Five warning signs your leadership is failing - Michelle Gibbings

Good leadership requires self-reflection and a willingness to learn, while bad leadership usually involves one of five characteristics.

Being a leader isn’t easy, the best leaders know this and understand there is always more to learn and better ways to do things. But there are warning signs that your leadership may be going off the rails; you can read them in my article in Accounting Technician magazine here.

It can be easy for your leadership to falter and eventually fail if you lull yourself into a false sense of security that you have this ‘leadership thing’ nailed. Being a leader isn’t easy. The best leaders recognise this fact, and know they are fallible and make mistakes. They understand there’s always more to learn and better ways to do things. So what are the warnings signs that your leadership may be going off the rails?

1. You stop being willing to change

It’s easy to get stuck in your ways and to see the traits that got you to your leadership position as the skills and capability that will carry you forward. However, in a constantly changing world, success requires leaders to embrace the notion that successful organisational transformation requires not just change for those around them, but personal change for themselves. Harvard academics Robert Kegan and Lisa Lahey, who have studied why many crucial change efforts fail, found that one of the core problems is the gap between what is required and a leader’s own level of development. They write: “…it may be nearly impossible for us to bring about any important change in a system or organisation without changing ourselves (at least somewhat)…”

2. You see yourself as the smartest person in the room

The downfall of many great companies can be traced to the hubris and arrogance of its leaders. Having a fixed mindset, the leaders close themselves off from feedback and feel they have nothing more to learn. In contrast, influential leaders know they don’t have all the answers. They are constantly seeking to push the boundaries, to question, inquire and learn more.

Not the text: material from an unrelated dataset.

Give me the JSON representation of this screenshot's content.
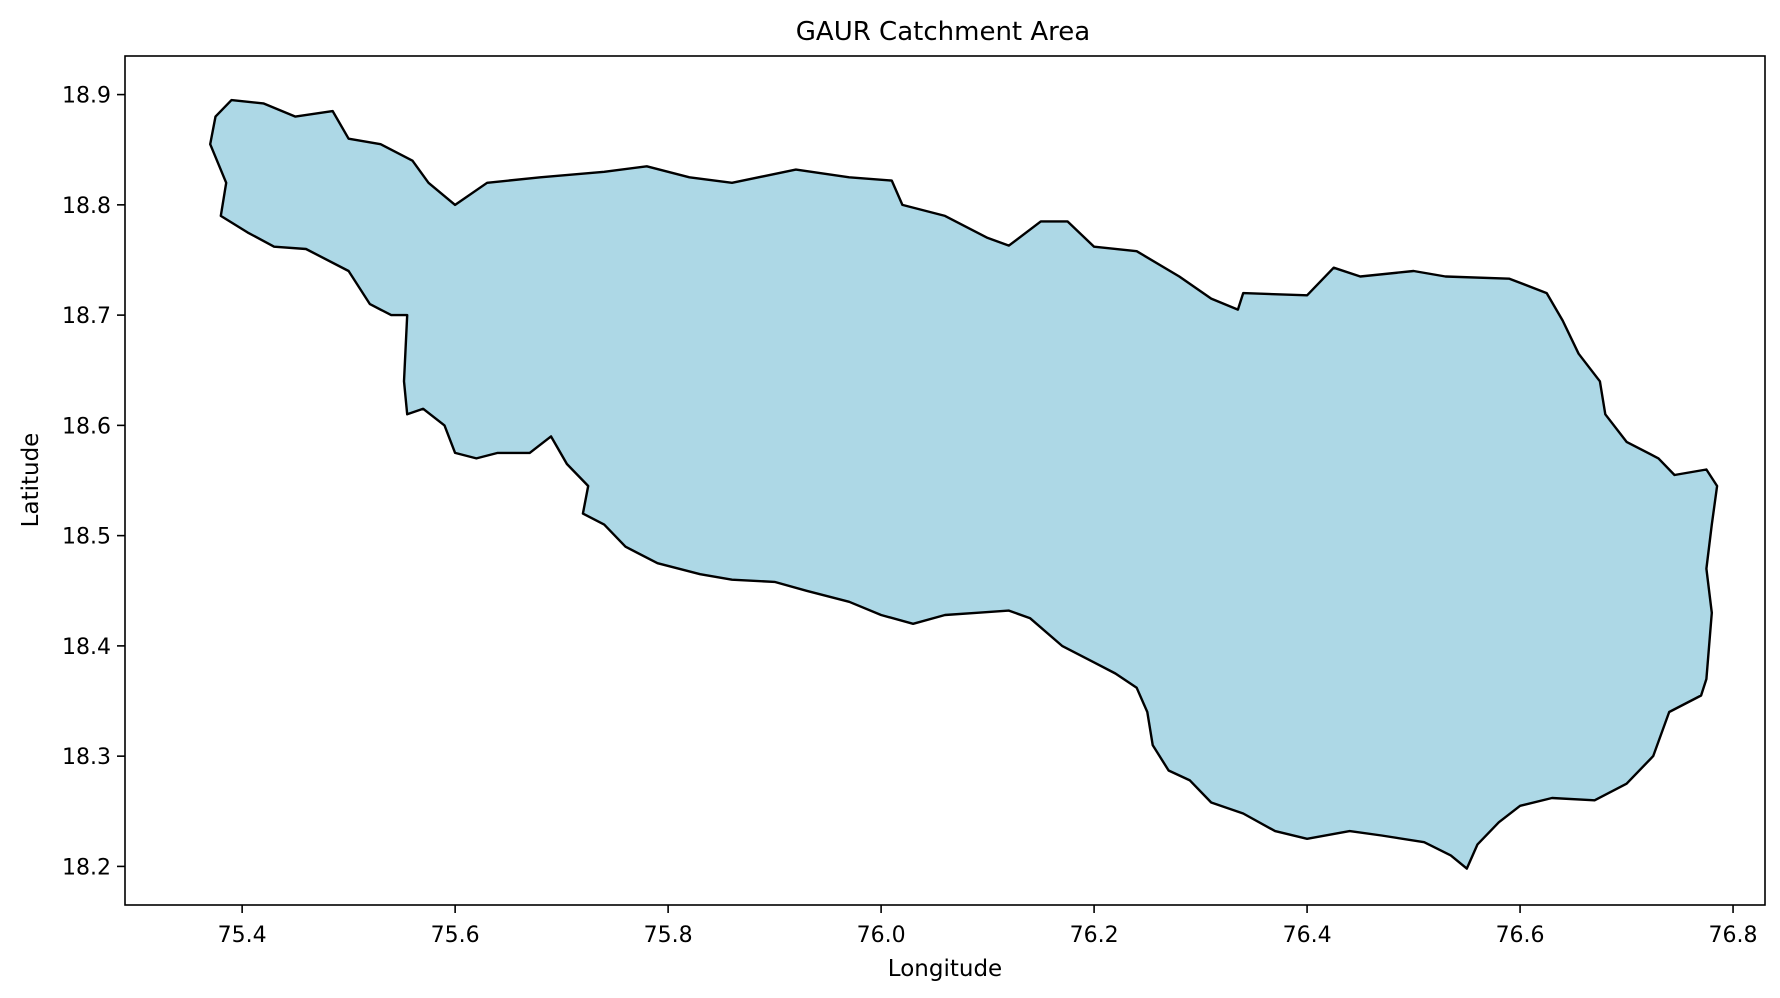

3. You surround yourself with sycophants

While surrounding yourself with “yes” people may make life easier in the shortterm, it doesn’t create long-term, sustainable organisational outcomes. Seeking out differences of opinion is critical, because it is this diversity of thought or the probing question that aids the adaptive thinking leaders need when facing complex challenges.

4. You refuse to hire people smarter than you

Everyone knows the criticality of getting the right people into the right roles. However, leaders can be uncomfortable hiring people who are smarter than them for fear it will show them up in some way. However, influential leaders look for team members to complement and enhance their leadership and capability. As Bill Gates said, “The key for us, number one, has always been hiring very smart people”.

5. You’re the last to hear bad news

When only good news hits your desk, it’s time to worry. If people hold off telling you what’s really going on, it’s a sign they don’t trust how you will react to bad news.

It’s important to welcome all types of news – even news that is difficult to hear. Not only is your reaction a test of your character, it sets the standard for what happens in the future. So, where would you place your leadership? On or off the rails?